El casco lo habría evitado, pero el yelmo del gladiador de Pérgamo hacía rato que yacía olvidado en un rincón de la arena; la punta quebró, con el pulso firme de quien la había lanzado al cráneo de aquella gran cabeza; el tracio abrió la boca para gritar al tiempo que arrojaba la espada y se llevaba ambas manos a la cara, pero, para cuando sus dedos alcanzaron a tocar la empuñadura de la daga, ésta se había hundido en las entrañas de su cerebro y, sin saber cómo o por qué, se quedó en pie, inmóvil, un brevísimo instante, para desplomarse al momento de espaldas, con los ojos abiertos, una mueca de dolor en la boca y un reguero de sangre cegándole. Lo último que vio aquel tracio fue la faz sorprendida del juez mirándole desde un mundo que parecía cada vez más lejano, más lejano…
El árbitro se irguió y miró a la gladiatrix, que se levantaba del suelo desde donde había lanzado la daga. El juez, perplejo, buscó entonces con su mirada a los pretorianos. Aquello no podía quedar impune, pero el pueblo de Roma gritaba, aplaudía, aullaba de júbilo: el gigante de Pérgamo había sido astutamente abatido por la gladiatrix. La luchadora había hecho trampa, pero eso no parecía importar al pueblo que había disfrutado con aquel combate y más aún con aquel insólito desenlace.

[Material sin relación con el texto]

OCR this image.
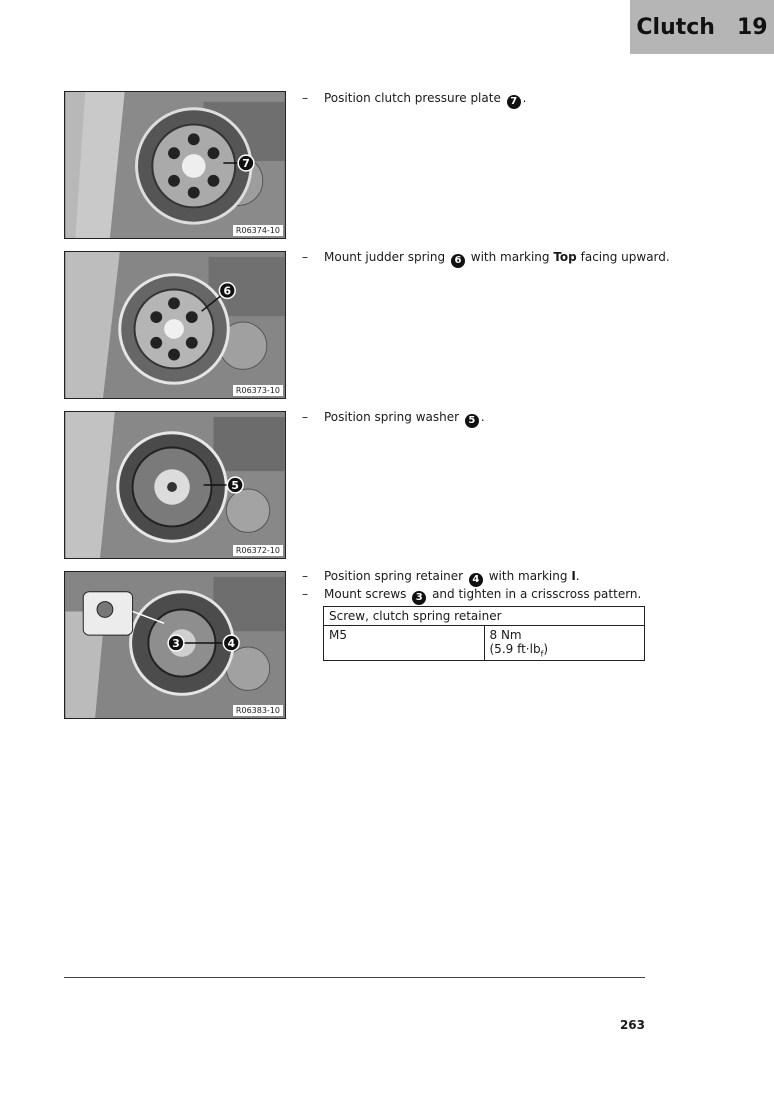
Clutch 19
7
R06374-10
6
R06373-10
5
R06372-10
3	4
R06383-10
–	Position clutch pressure plate 7 .
–	Mount judder spring 6 with marking Top facing upward.
–	Position spring washer 5 .
–	Position spring retainer 4 with marking I.
–	Mount screws 3 and tighten in a crisscross pattern.
Screw, clutch spring retainer
M5	8 Nm
(5.9 $ft\cdot lb_f$)
263
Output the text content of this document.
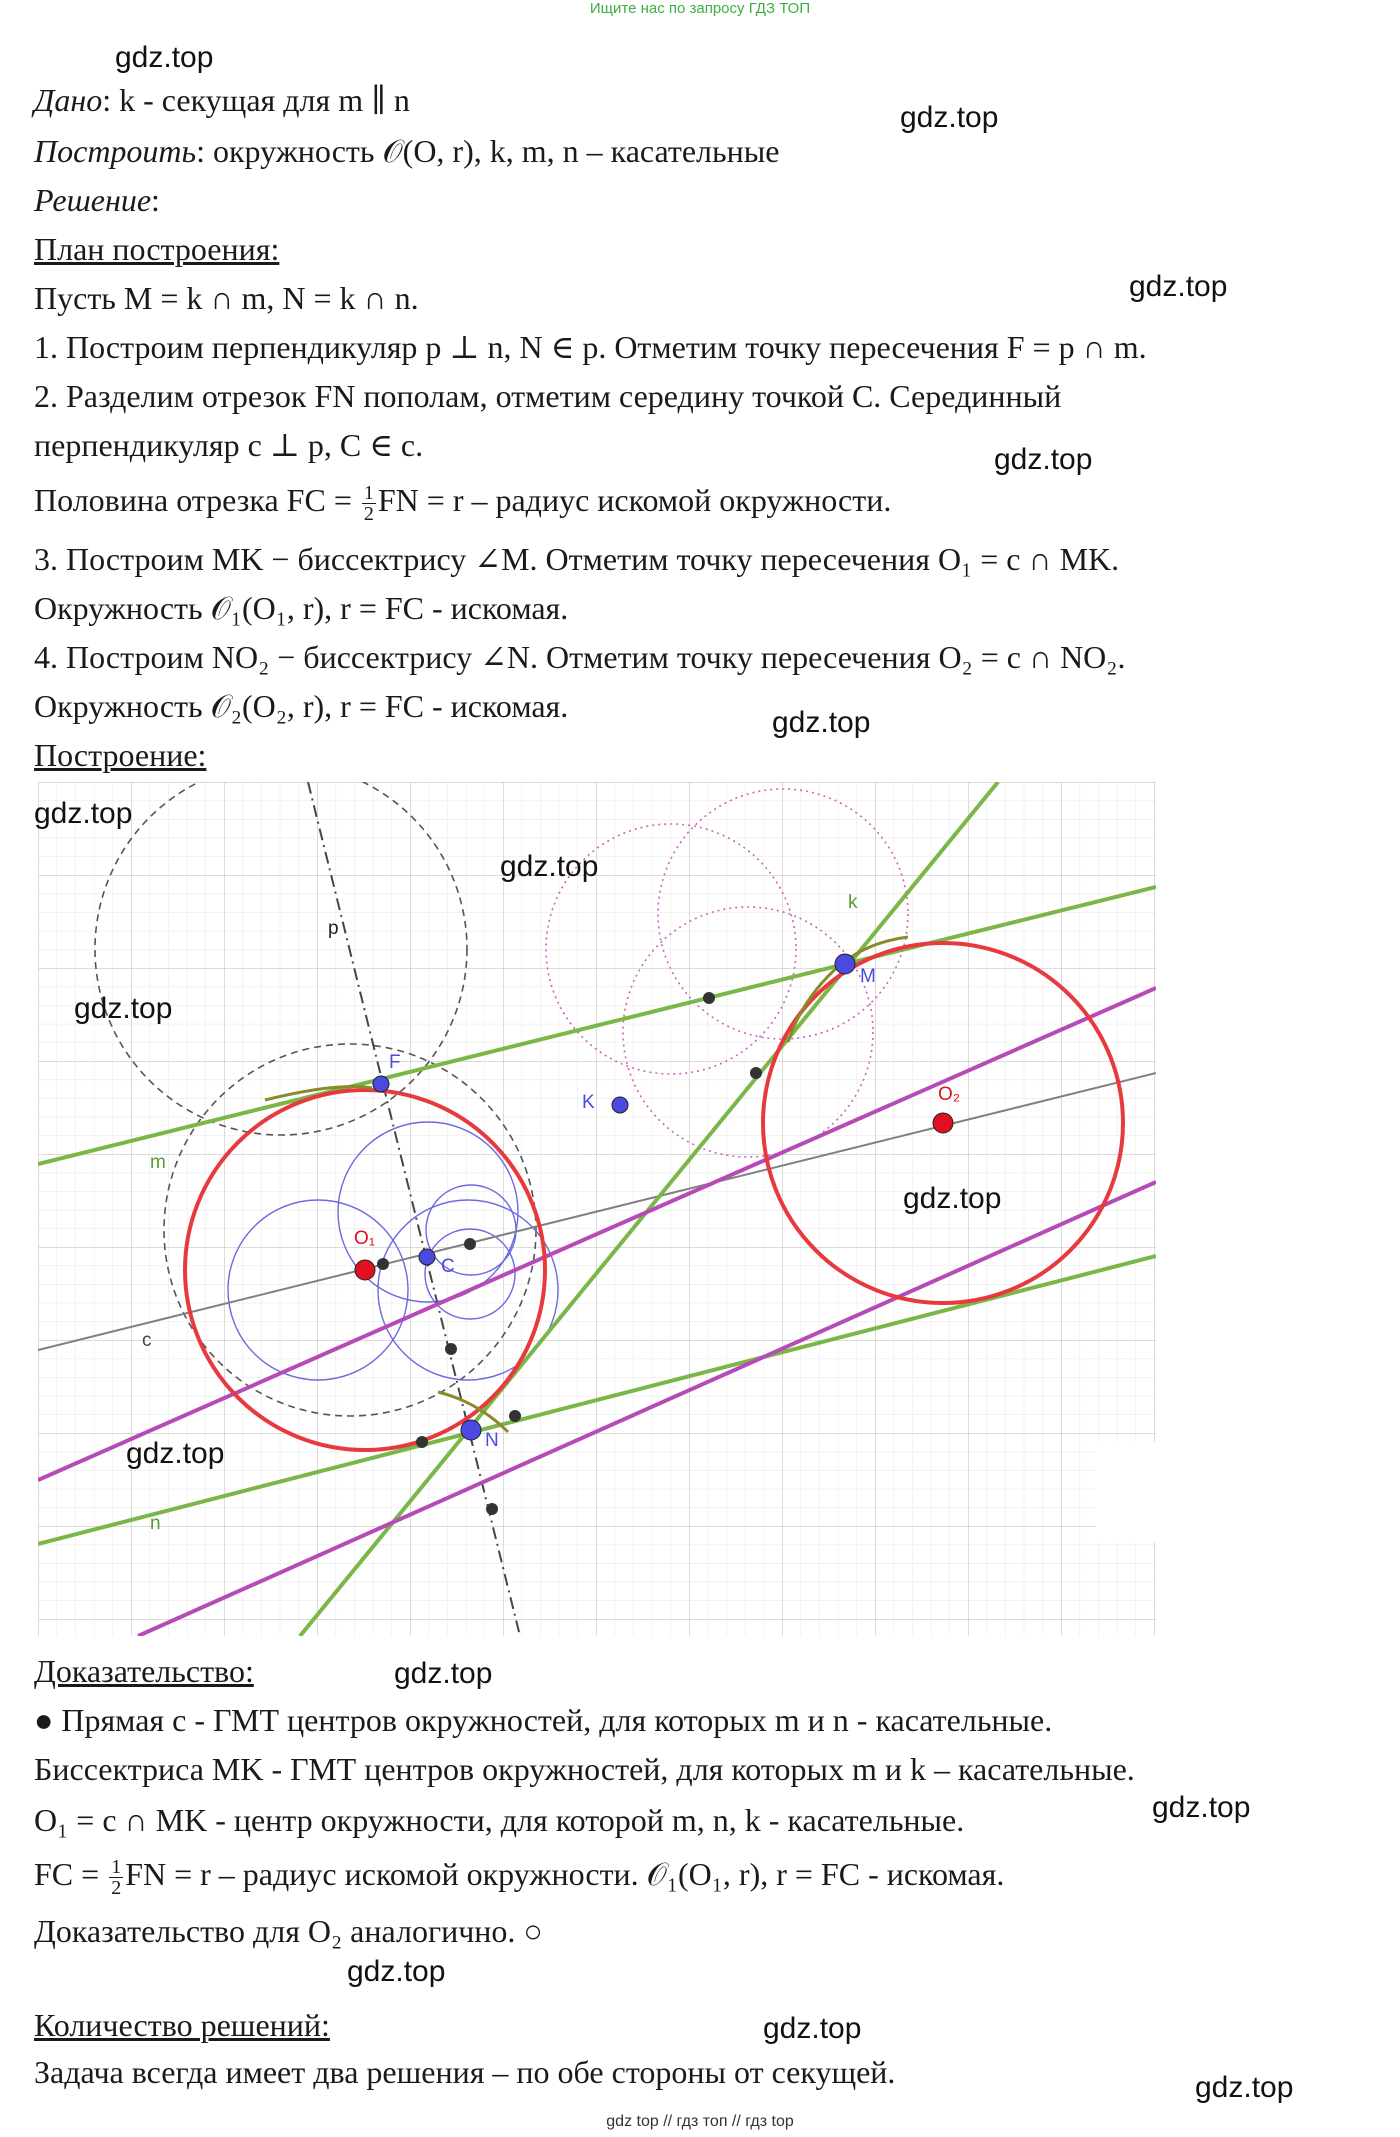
Ищите нас по запросу ГДЗ ТОП
Дано: k - секущая для m ∥ n
Построить: окружность 𝒪(O, r), k, m, n – касательные
Решение:
План построения:
Пусть M = k ∩ m, N = k ∩ n.
1. Построим перпендикуляр p ⊥ n, N ∈ p. Отметим точку пересечения F = p ∩ m.
2. Разделим отрезок FN пополам, отметим середину точкой C. Серединный
перпендикуляр c ⊥ p, C ∈ c.
Половина отрезка FC = $\frac{1}{2}$ FN = r – радиус искомой окружности.
3. Построим MK − биссектрису ∠M. Отметим точку пересечения O₁ = c ∩ MK.
Окружность 𝒪₁(O₁, r), r = FC - искомая.
4. Построим NO₂ − биссектрису ∠N. Отметим точку пересечения O₂ = c ∩ NO₂.
Окружность 𝒪₂(O₂, r), r = FC - искомая.
Построение:
p
F
m
K
M
k
O₁
O₂
C
c
N
n
Доказательство:
● Прямая c - ГМТ центров окружностей, для которых m и n - касательные.
Биссектриса MK - ГМТ центров окружностей, для которых m и k – касательные.
O₁ = c ∩ MK - центр окружности, для которой m, n, k - касательные.
FC = $\frac{1}{2}$ FN = r – радиус искомой окружности. 𝒪₁(O₁, r), r = FC - искомая.
Доказательство для O₂ аналогично. ○
Количество решений:
Задача всегда имеет два решения – по обе стороны от секущей.
gdz.top
gdz.top
gdz.top
gdz.top
gdz.top
gdz.top
gdz.top
gdz.top
gdz.top
gdz.top
gdz.top
gdz.top
gdz.top
gdz.top
gdz.top
gdz top // гдз топ // гдз top
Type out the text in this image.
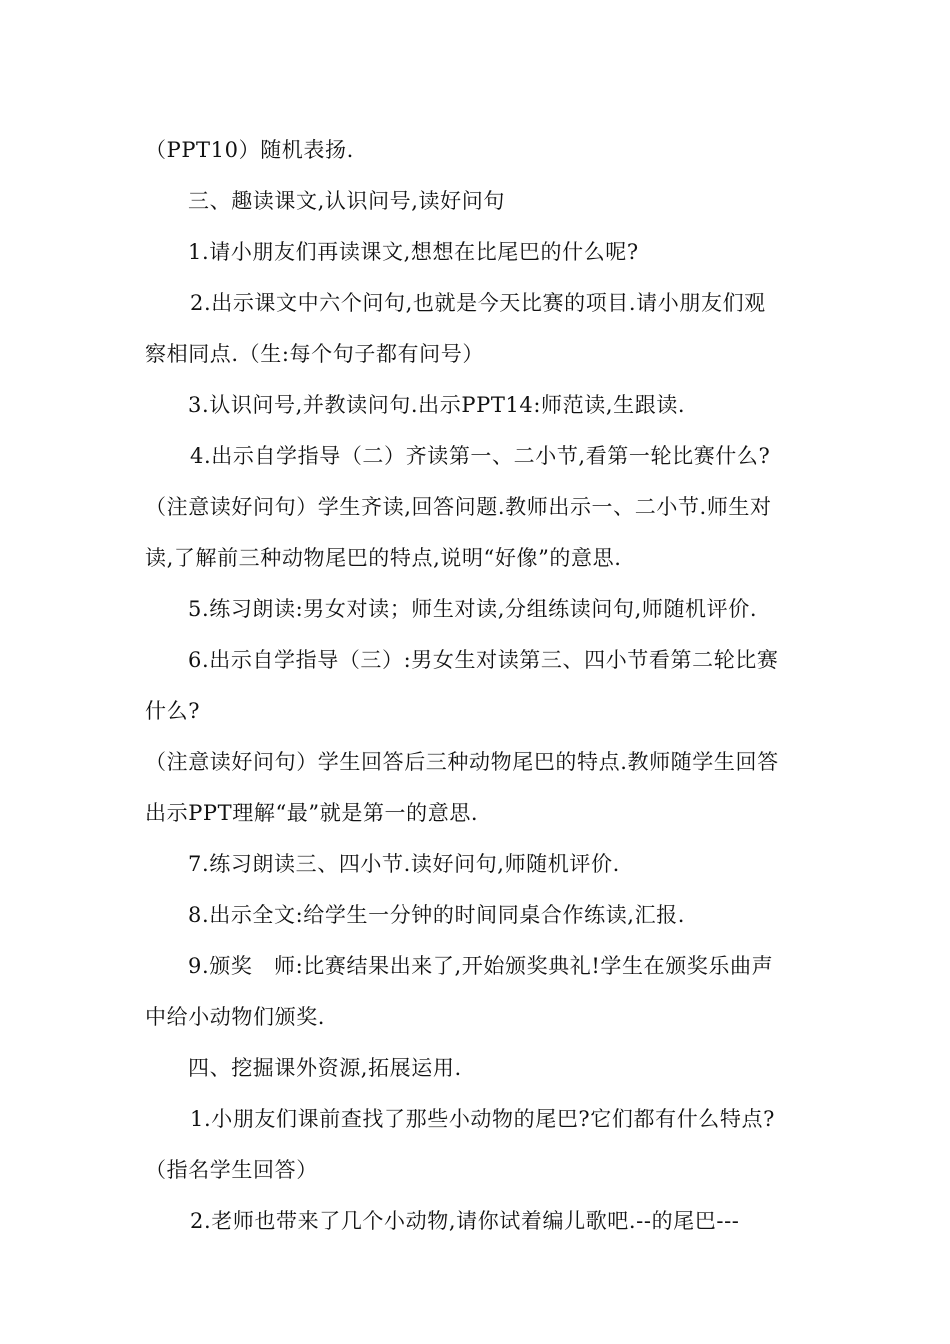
（PPT10）随机表扬.
三、趣读课文,认识问号,读好问句
1.请小朋友们再读课文,想想在比尾巴的什么呢?
2.出示课文中六个问句,也就是今天比赛的项目.请小朋友们观
察相同点.（生:每个句子都有问号）
3.认识问号,并教读问句.出示PPT14:师范读,生跟读.
4.出示自学指导（二）齐读第一、二小节,看第一轮比赛什么?
（注意读好问句）学生齐读,回答问题.教师出示一、二小节.师生对
读,了解前三种动物尾巴的特点,说明“好像”的意思.
5.练习朗读:男女对读；师生对读,分组练读问句,师随机评价.
6.出示自学指导（三）:男女生对读第三、四小节看第二轮比赛
什么?
（注意读好问句）学生回答后三种动物尾巴的特点.教师随学生回答
出示PPT理解“最”就是第一的意思.
7.练习朗读三、四小节.读好问句,师随机评价.
8.出示全文:给学生一分钟的时间同桌合作练读,汇报.
9.颁奖　师:比赛结果出来了,开始颁奖典礼!学生在颁奖乐曲声
中给小动物们颁奖.
四、挖掘课外资源,拓展运用.
1.小朋友们课前查找了那些小动物的尾巴?它们都有什么特点?
（指名学生回答）
2.老师也带来了几个小动物,请你试着编儿歌吧.--的尾巴---
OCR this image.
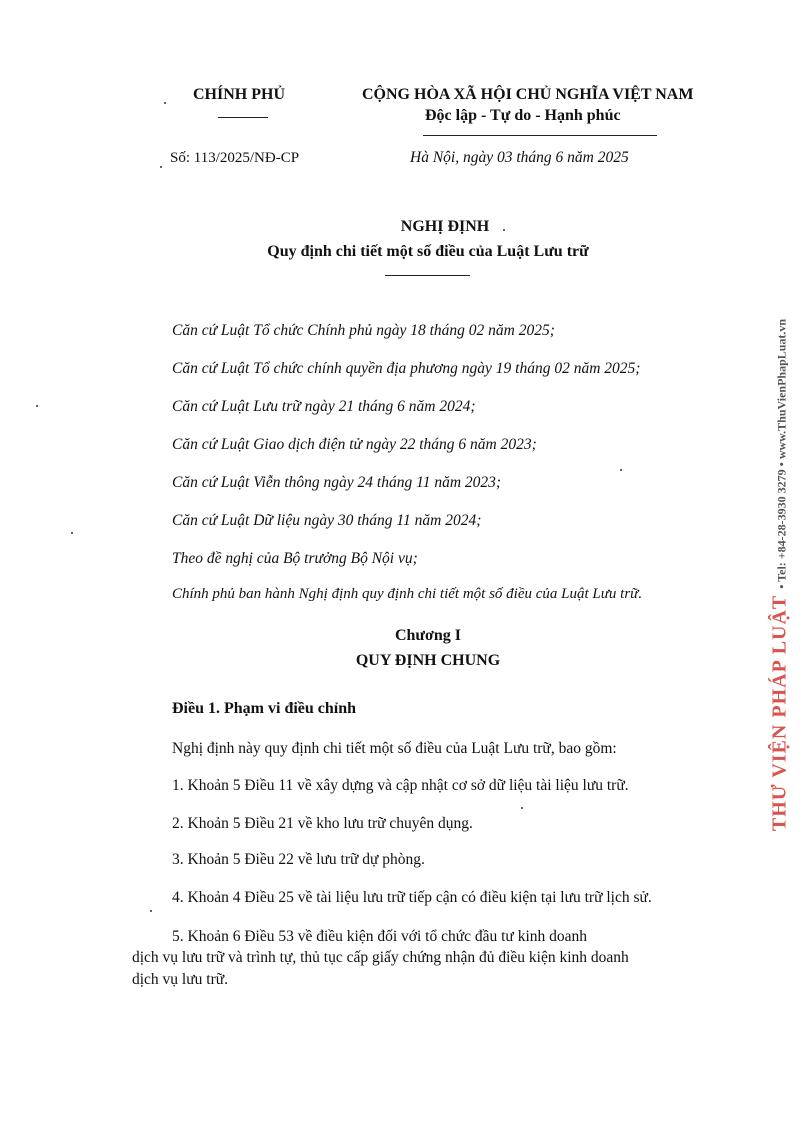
CHÍNH PHỦ	CỘNG HÒA XÃ HỘI CHỦ NGHĨA VIỆT NAM
Độc lập - Tự do - Hạnh phúc
Số: 113/2025/NĐ-CP	Hà Nội, ngày 03 tháng 6 năm 2025
NGHỊ ĐỊNH
Quy định chi tiết một số điều của Luật Lưu trữ
Căn cứ Luật Tổ chức Chính phủ ngày 18 tháng 02 năm 2025;
Căn cứ Luật Tổ chức chính quyền địa phương ngày 19 tháng 02 năm 2025;
Căn cứ Luật Lưu trữ ngày 21 tháng 6 năm 2024;
Căn cứ Luật Giao dịch điện tử ngày 22 tháng 6 năm 2023;
Căn cứ Luật Viễn thông ngày 24 tháng 11 năm 2023;
Căn cứ Luật Dữ liệu ngày 30 tháng 11 năm 2024;
Theo đề nghị của Bộ trưởng Bộ Nội vụ;
Chính phủ ban hành Nghị định quy định chi tiết một số điều của Luật Lưu trữ.
Chương I
QUY ĐỊNH CHUNG
Điều 1. Phạm vi điều chỉnh
Nghị định này quy định chi tiết một số điều của Luật Lưu trữ, bao gồm:
1. Khoản 5 Điều 11 về xây dựng và cập nhật cơ sở dữ liệu tài liệu lưu trữ.
2. Khoản 5 Điều 21 về kho lưu trữ chuyên dụng.
3. Khoản 5 Điều 22 về lưu trữ dự phòng.
4. Khoản 4 Điều 25 về tài liệu lưu trữ tiếp cận có điều kiện tại lưu trữ lịch sử.
5. Khoản 6 Điều 53 về điều kiện đối với tổ chức đầu tư kinh doanh
dịch vụ lưu trữ và trình tự, thủ tục cấp giấy chứng nhận đủ điều kiện kinh doanh
dịch vụ lưu trữ.
THƯ VIỆN PHÁP LUẬT• Tel: +84-28-3930 3279 • www.ThuVienPhapLuat.vn
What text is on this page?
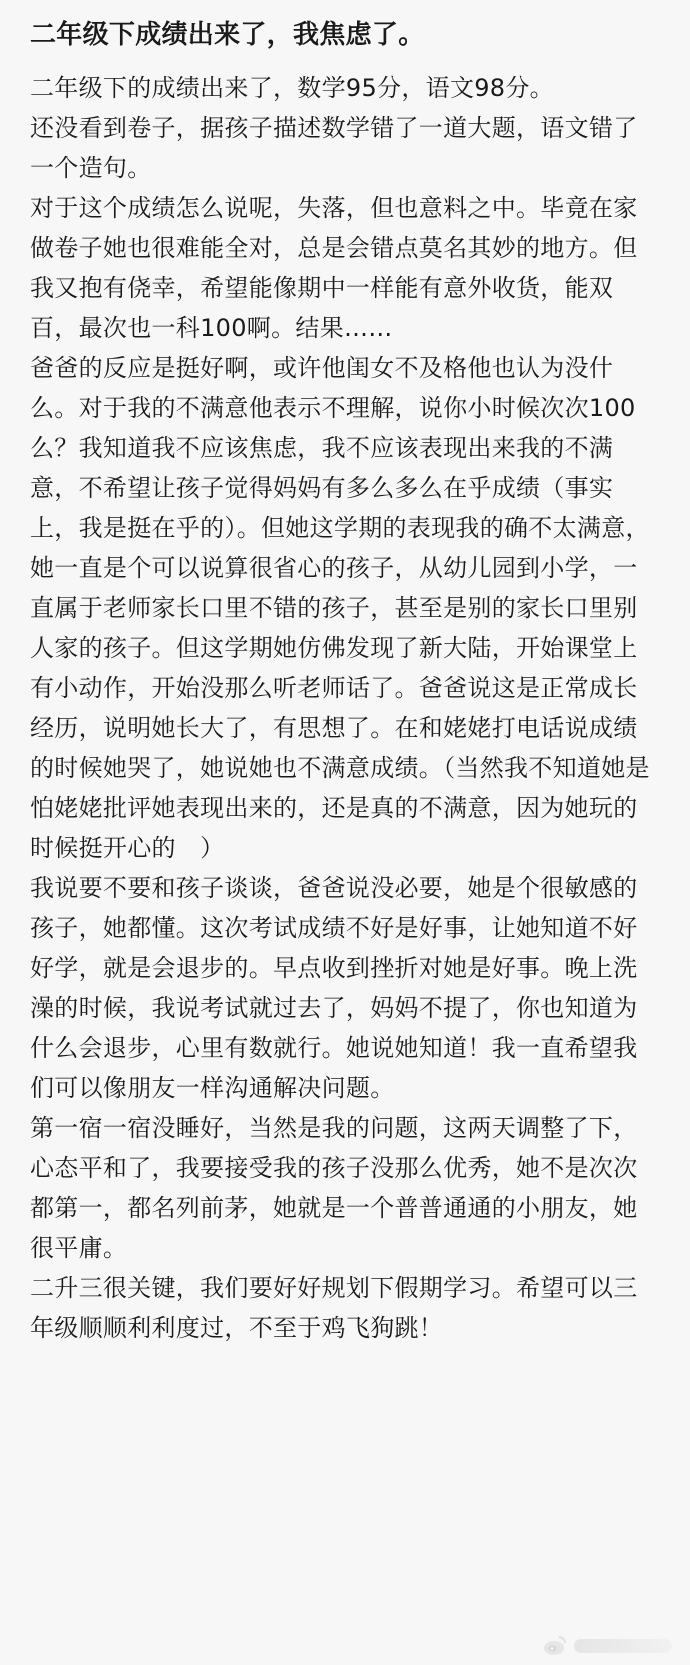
二年级下成绩出来了，我焦虑了。

二年级下的成绩出来了，数学95分，语文98分。

还没看到卷子，据孩子描述数学错了一道大题，语文错了一个造句。

对于这个成绩怎么说呢，失落，但也意料之中。毕竟在家做卷子她也很难能全对，总是会错点莫名其妙的地方。但我又抱有侥幸，希望能像期中一样能有意外收货，能双百，最次也一科100啊。结果……

爸爸的反应是挺好啊，或许他闺女不及格他也认为没什么。对于我的不满意他表示不理解，说你小时候次次100么？我知道我不应该焦虑，我不应该表现出来我的不满意，不希望让孩子觉得妈妈有多么多么在乎成绩（事实上，我是挺在乎的）。但她这学期的表现我的确不太满意，她一直是个可以说算很省心的孩子，从幼儿园到小学，一直属于老师家长口里不错的孩子，甚至是别的家长口里别人家的孩子。但这学期她仿佛发现了新大陆，开始课堂上有小动作，开始没那么听老师话了。爸爸说这是正常成长经历，说明她长大了，有思想了。在和姥姥打电话说成绩的时候她哭了，她说她也不满意成绩。（当然我不知道她是怕姥姥批评她表现出来的，还是真的不满意，因为她玩的时候挺开心的　）

我说要不要和孩子谈谈，爸爸说没必要，她是个很敏感的孩子，她都懂。这次考试成绩不好是好事，让她知道不好好学，就是会退步的。早点收到挫折对她是好事。晚上洗澡的时候，我说考试就过去了，妈妈不提了，你也知道为什么会退步，心里有数就行。她说她知道！我一直希望我们可以像朋友一样沟通解决问题。

第一宿一宿没睡好，当然是我的问题，这两天调整了下，心态平和了，我要接受我的孩子没那么优秀，她不是次次都第一，都名列前茅，她就是一个普普通通的小朋友，她很平庸。

二升三很关键，我们要好好规划下假期学习。希望可以三年级顺顺利利度过，不至于鸡飞狗跳！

En el palco imperial el emperador se alzó de su trono. Miró un momento a Cayo. El lanista comprendió que estaba sentenciado a muerte. Lo asumió con la serenidad de quien ya está cansado de todo. Tito Flavio Domiciano lo vio claro: la gladiatrix era demasiado popular en ese momento entre la plebe y necesitaba el apoyo del pueblo para que éste no se pusiera de parte del Senado mientras llevaba su larvada guerra de exterminio contra todos sus enemigos políticos. La muerte de aquella luchadora podía esperar. Además, siempre existía la posibilidad de que muriera en cualquier combate. La mayoría de los gladiadores terminaban así y más si él, como emperador, se negaba a conceder ninguna rudis durante unos meses, o años si era preciso. Tito Flavio Domiciano alzó las manos y la gladiatrix fue conducida, intacta, hacia la Puerta de la Vida. El emperador miró a su esposa. Esta se mantenía en silencio.